They first things I thought when I ready the title was :"is there such a thing?" LOL! 

Check craiglist! I've seen lots of nice tanks dirt cheap but be careful about meeting a stranger fro the exchange PLEASE!!


----------



## Butterfly (Nov 13, 2012)

vilmarisv said:


> They first things I thought when I ready the title was :"is there such a thing?" LOL!
> 
> Check craiglist! I've seen lots of nice tanks dirt cheap but be careful about meeting a stranger fro the exchange PLEASE!!


Agree! LOL. I just ordered my guy a new tank, testing kit, etc. And I suppose that's the expensive part--assuming everything lasts/works. Hopefully he'll stay healthy and happy for the rest of his life. 

Look on Amazon. I just ordered all my stuff from there(API testing kit, tank+(filter and stuff)+lid, stress coat... They have really good deals! SOME things will be cheaper in your local petco/walmart/etc, but Amazon had a better price on the tank I wanted than petco did on their 'sale' day. + it comes right to my door so...  I bet you can find everything you need for $50 or less. You can get your water tested at a nearby petco. But that takes time and gas so IMO, the test kit is worth it.


----------



## Matilda (Apr 25, 2012)

*I've bought a ton of stuff from Kens Fish. They have really good prices & ship very fast. I just upgraded 2 of my boys to XL Kritter Keepers & they were only $13.45 each.*


----------



## ChoclateBetta (Jul 22, 2012)

For me I am not on a budget might even be getting IAL. Proper care in a budget and craigslist go great. Many Petcos have the dollar per gallon sale.


----------



## LoveMyCay (Nov 15, 2012)

I would suggest Walmart's Hawkeye 5 gallon tank..comes w/filter/food (I didn't use) and water conditioner. I purchased mines Monday for $27. 

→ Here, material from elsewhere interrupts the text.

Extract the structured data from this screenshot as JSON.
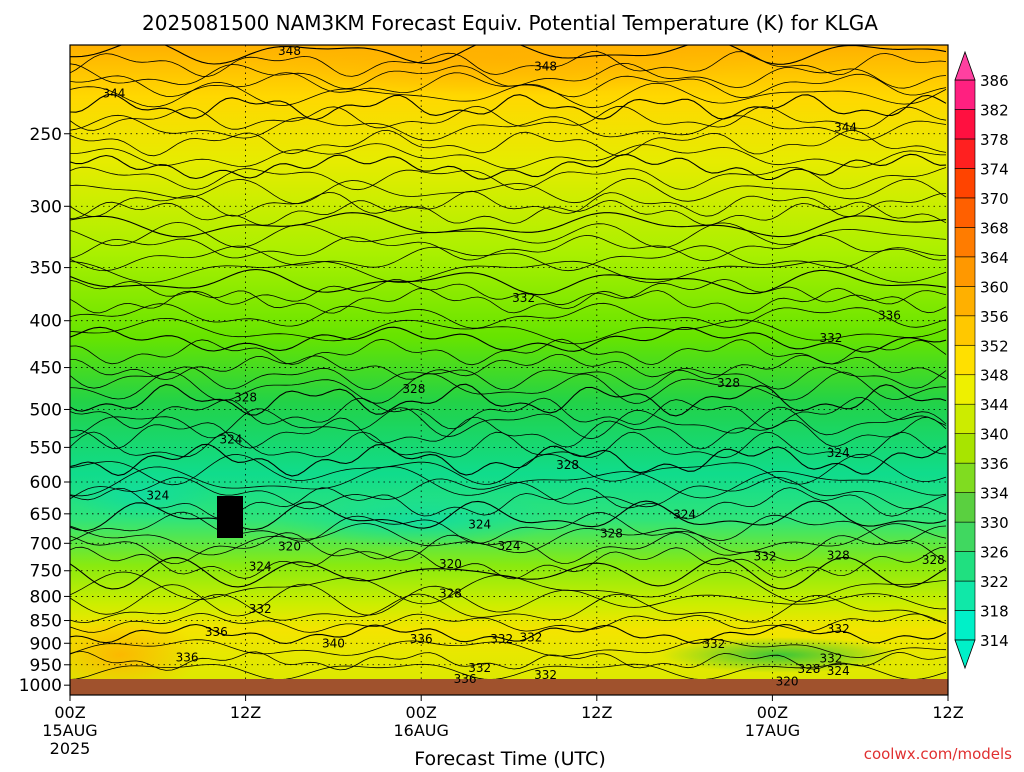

*Con-the filter is too strong, so will require fine tuning ( haven't learn to fix it myself). 
*Pro- Walmart will accept a return on the tank even after you have opened and used the product if for any reason you are not satisfied. I am not sure on the time frame to return the item. 

And for the heater.. Petsmart has a sale starting Friday, so check them out in-stores. Just make sure you get a quality heater so you are not wasting your money trying to replace or upgrade. I am still determining if the one I have now is good. Also, please buy a floating thermostat. I purchased the one you stick on the tank ($2-Petsmart) and I do not think it is giving me an accurate reading. Now, I have to go out and buy a floating thermostat ($4-5 Petsmart, may can find cheaper at Walmart/Amazon). But, I can honestly say I wasted over $30 dollars on items I ended up replacing b/c of the quality :BIGcha-ching:. 

Good Luck...just shop around & read buyer reviews!!!


----------



## Destinystar (May 26, 2012)

Amazon has the best prices I can find anywhere and the Elite adjustable heater is really great it keeps the tank at the temp I set it too with no problems. On black friday alot of things are free shipping. I hope you find what you need at a great price.


----------



## ChoclateBetta (Jul 22, 2012)

Craiglist has free stuff.


----------



## bryzy (Nov 3, 2012)

chocolate betta, is that $1 per gallon thing at petco still going on?


----------



## ChoclateBetta (Jul 22, 2012)

Last time I checked it was.


----------



## bryzy (Nov 3, 2012)

K thanks.


----------



## ChoclateBetta (Jul 22, 2012)

Your welcome.


----------



## happypappy (Apr 5, 2012)

Petsmart has a goo dsell on now and I like two of theirs for a single betta: 2.5 gal minibow or the 3 gal tetra crescent.. I do not use a filter in either. the crescent is probably my favorite -- has a neat LED light fixture. The only other think you would need would be a heater -- I like the hydor 25Watt (@15.00 at Big Al'S) Check out Amazon --for prices. and good luck


----------



## ChoclateBetta (Jul 22, 2012)

Here 30.00$-50.00$ for a 2.5 gallon kit.


----------



## ChibiShishou (Dec 9, 2011)

clearance racks clearance racks!!! Always check the clearance racks!!


----------



## ChoclateBetta (Jul 22, 2012)

Are Clarence racks have .5 gallon betta tanks another junk.


----------



## pittipuppylove (Feb 23, 2012)

Not always - on occasion you can find some really good stuff. I once got a brand new 15 gallon tank with hood for $20 on clearance. And sometimes you can find stuff on a clearance rack that's either new or almost new but marked way down because its either returned in really good shape or because the packaging is damaged.
_Posted via Mobile Device_


----------



## ChoclateBetta (Jul 22, 2012)

The Clarence ravi here is a box and two feet long and 6 inches wide the stuff stays there a while and good tanks have never made it there.


----------



## bryzy (Nov 3, 2012)

U can find bowls (if that's what ur looking for) at yard sales. Or goodwill or any place like that 4 a descent price. Just make sure to clean it REALLY good. I found my 10 at a yard sale. It came with a filter, decor and a few bets an other things. Only $3!! I saved around $30-$40!!


----------



## ChoclateBetta (Jul 22, 2012)

Craiglist sells great 2.5-10 gallons and it is retail season.


----------